Even better, if you go with someone(s), plan what you want to buy, then split up - one (or more) of you stands in line for food while one runs to a Moo-lah booth to buy fake money.  Then the person with the money can deliver it by the time the person in the food line gets to the front.  If you can go with several, have one money runner and everyone else wait in different food lines to get everyone's food in each booth. Then meet up at the picnic tables.

Although I liked the flavors of ice cream I got, and although there was a nice variety of brands present, I would have liked to have seen A) more exotic flavors and B) a plain vanilla/plain chocolate option.

I know, that sounds like I'm asking a lot.  What I'm suggesting, though, is that this is a festival celebrating ice cream, and all the vendors are local vendors with shops or food trucks here town.  We can go to these shops any time we want to.  So I think it would benefit them to showcase some of their more unusual, exotic, or specialty flavors as a hook to catch the attention of the thousands of attendees who might be considering the competing shop right next door.  But, at the same time, *someone* has to have the old classics for those who attended for exactly that reason.  What I'm saying is that I saw the same handful of flavors over and over again - cotton candy, birthday cake, strawberry, chocolate chip cookie dough, cookies N cream, etc.

Don't get me wrong, there were some unique flavors.  I had an excellent banana pudding frozen custard that I just adored!  And there probably was more variety that I missed because of all the booths that had sold out before I got there.  But I didn't get any fruit-based, non-cream desserts like a strawberry popsicle, and the Shamrock Explosion that I was originally in line for sold out 3 people ahead of me, leaving the entire line with only the banana pudding and the coconut custard options.  I think this was clearly an underestimation problem that is to be expected with a first-year event.  It's very difficult to estimate what will sell and what won't.  It's why I use a third-party one-off printer instead of printing my shirts in bulk and handling the sales myself.  I've seen too many merchants end up with too many left-over t-shirts and other shirts sell out immediately, all because predicting what will sell is hardly an exact science.
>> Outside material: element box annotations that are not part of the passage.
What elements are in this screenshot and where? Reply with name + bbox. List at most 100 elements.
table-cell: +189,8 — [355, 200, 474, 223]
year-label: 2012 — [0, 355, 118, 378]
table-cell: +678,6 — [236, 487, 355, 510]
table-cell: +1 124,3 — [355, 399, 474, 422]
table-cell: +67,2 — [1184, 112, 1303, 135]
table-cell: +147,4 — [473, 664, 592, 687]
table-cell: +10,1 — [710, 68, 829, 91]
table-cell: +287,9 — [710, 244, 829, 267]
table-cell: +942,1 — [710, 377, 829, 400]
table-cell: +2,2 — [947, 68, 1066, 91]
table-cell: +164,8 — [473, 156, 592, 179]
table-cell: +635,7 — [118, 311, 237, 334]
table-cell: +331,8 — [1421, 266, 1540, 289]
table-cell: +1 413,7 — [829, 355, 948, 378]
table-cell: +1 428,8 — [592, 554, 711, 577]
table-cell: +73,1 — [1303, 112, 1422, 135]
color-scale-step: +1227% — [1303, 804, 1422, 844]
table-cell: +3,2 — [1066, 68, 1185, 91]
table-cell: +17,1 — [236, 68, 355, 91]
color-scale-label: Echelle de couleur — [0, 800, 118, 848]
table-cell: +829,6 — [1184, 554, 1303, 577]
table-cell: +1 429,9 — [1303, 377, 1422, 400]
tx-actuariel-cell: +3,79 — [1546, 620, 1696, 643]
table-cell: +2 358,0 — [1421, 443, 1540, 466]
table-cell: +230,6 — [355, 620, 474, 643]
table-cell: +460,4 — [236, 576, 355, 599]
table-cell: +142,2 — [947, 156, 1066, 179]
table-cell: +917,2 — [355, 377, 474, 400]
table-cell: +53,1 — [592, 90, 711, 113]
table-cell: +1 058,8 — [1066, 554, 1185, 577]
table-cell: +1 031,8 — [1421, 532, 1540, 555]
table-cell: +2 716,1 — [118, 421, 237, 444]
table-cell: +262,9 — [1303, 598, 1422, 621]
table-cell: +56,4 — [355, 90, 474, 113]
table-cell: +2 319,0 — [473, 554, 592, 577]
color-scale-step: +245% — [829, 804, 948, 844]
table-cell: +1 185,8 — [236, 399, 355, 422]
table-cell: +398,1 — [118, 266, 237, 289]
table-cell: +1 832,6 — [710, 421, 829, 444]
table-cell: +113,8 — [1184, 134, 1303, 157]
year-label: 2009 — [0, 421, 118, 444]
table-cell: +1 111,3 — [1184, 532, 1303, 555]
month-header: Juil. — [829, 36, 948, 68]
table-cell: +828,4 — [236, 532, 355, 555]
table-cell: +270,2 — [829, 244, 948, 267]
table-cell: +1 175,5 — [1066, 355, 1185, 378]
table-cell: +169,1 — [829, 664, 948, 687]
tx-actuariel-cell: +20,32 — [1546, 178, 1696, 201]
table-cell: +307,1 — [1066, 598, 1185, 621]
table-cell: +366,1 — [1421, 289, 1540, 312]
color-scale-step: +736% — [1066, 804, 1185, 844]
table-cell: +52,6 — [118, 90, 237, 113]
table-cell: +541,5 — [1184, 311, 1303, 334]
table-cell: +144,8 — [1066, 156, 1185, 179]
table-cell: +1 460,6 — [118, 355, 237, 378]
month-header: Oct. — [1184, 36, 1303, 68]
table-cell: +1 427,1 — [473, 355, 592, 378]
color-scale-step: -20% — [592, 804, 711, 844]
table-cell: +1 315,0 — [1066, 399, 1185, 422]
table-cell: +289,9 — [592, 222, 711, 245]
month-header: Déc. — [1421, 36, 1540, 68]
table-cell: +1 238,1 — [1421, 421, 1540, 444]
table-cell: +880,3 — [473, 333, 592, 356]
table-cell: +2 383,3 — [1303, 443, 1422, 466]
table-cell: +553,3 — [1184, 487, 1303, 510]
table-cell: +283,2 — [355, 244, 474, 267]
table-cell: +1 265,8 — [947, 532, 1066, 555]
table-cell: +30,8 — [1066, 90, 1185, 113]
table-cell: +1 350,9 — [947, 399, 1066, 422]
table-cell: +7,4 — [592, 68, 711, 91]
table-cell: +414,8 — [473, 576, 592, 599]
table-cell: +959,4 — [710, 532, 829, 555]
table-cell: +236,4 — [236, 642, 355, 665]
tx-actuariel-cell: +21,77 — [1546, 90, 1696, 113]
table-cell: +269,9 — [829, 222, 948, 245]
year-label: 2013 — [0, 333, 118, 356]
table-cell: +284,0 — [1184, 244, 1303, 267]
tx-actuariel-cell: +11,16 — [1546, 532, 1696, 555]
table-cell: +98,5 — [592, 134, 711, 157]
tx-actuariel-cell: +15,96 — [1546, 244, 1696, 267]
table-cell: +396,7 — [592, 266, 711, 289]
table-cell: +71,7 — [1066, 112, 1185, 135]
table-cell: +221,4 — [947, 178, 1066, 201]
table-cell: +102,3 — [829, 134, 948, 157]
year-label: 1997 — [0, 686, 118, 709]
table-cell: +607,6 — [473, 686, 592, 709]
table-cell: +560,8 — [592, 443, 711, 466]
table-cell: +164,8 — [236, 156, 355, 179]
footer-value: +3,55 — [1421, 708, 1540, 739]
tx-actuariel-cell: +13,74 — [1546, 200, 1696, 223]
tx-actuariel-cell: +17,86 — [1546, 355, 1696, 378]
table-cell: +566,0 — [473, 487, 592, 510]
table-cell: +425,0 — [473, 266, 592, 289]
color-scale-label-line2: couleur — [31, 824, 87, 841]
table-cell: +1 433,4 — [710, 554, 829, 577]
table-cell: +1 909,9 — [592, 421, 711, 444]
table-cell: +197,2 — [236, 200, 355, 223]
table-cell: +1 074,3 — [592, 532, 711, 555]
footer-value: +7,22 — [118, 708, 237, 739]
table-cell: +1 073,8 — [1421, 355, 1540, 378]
So, it was hot, it was crowded, the lines were long, the food sold out early, and there wasn't enough of the food I wanted.  I still want to go back next year.  I think pretty much everything I had a problem with is something to be expected for a first-time event, so I hold out hope that every single one of them will improve next year.  If outdoor festivals aren't your thing, then you'll probably want to skip this unless your love of ice cream is stronger than your dislike of outdoor festivals.  But if you love ice cream, this was a pretty good event.  it was relatively inexpensive and I got exposed to a ton of ice cream brands that I didn't even know were local shops.  It was a nice day out, if too hot while standing in line in the sun without a hat, sunglasses, or sunscreen on and a poor decision to wear full jeans & a t-shirt with sleeves but that was my mistake, and I liked the music.  Really, it's not a bad way to spend a Saturday afternoon, and I expect it to be better next year.

But now I need to go eat something with protein & complex starch, to cut all that sugar.  Wish I had some salad-fixings in the house - add a little egg & a roll & it would fix the whole thing!